Whatsapp co-founder Brian Acton has found himself at the centre of a public dispute with former and current Facebook executives, after his criticisms against Facebook chief Mark Zuckerberg’s leadership style caused discomfort among the social app’s top brass.
Facebook deputy David Marcus labelled Acton’s comments, in which the Whatsapp founder claimed Facebook and Zuckerberg pushed through attempts to include advertising on the Whatsapp platform despite his protests, as showing “a whole new standard of low class”.
Acton, whose messaging app Whatsapp was sold to Facebook for $22bn (£16.8bn) in 2014 and who quit his role at Facebook in September last year over the push, made the comments in an interview with Forbes earlier this week.
Marcus said in a Facebook post that Acton’s recollection of meetings over the monetisation of Whatsapp “differ greatly from the reality I witnessed first-hand”, adding that Zuckerberg never lobbied for advertising causes.
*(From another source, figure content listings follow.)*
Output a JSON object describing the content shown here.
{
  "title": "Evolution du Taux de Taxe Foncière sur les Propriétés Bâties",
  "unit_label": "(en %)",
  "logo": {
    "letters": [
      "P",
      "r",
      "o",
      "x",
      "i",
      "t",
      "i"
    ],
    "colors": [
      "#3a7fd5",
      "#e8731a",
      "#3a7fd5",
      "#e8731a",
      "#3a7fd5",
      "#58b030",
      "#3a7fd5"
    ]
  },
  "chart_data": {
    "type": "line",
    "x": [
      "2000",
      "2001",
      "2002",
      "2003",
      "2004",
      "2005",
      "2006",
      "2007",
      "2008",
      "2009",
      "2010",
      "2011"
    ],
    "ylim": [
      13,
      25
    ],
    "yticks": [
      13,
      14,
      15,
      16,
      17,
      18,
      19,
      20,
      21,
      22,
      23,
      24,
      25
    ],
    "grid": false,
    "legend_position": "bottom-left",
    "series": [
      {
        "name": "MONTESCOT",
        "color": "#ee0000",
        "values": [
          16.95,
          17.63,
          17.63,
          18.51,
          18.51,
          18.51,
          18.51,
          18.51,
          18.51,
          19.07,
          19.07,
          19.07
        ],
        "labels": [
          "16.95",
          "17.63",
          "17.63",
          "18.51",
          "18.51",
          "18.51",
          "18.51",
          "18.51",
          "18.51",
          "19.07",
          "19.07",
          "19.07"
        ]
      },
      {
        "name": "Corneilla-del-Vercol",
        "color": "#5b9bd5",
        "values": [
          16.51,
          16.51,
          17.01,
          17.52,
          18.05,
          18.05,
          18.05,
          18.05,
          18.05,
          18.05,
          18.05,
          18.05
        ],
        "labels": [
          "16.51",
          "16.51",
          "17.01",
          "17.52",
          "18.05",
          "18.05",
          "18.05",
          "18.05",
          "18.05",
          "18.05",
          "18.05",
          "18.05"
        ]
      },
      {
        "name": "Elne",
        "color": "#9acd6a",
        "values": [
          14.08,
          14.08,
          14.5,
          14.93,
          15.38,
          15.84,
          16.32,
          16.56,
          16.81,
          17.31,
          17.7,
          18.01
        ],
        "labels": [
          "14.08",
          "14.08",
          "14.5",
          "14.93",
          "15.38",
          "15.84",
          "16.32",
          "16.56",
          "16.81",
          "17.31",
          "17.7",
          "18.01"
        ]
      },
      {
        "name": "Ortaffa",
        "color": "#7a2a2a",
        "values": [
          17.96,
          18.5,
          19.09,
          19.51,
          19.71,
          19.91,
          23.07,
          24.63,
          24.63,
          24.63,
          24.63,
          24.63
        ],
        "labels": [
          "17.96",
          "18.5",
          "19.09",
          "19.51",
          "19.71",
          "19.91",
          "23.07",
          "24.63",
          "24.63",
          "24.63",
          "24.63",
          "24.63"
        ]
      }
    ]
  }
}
Facebook’s former chief security officer Alex Stamos also waded into the war of words, to say it is “foolish” to expect shareholders to continue to subsidising Whatsapp forever.
The public spat comes just days after the two co-founders of Instagram quit their roles at Facebook unexpectedly, citing a need to return to exploring “curiosity and creativity”. Reports surrounding their exit suggested Kevin Systrom and Mark Krieger had become increasingly agitated with Zuckerberg’s heavy-handed involvement in the business.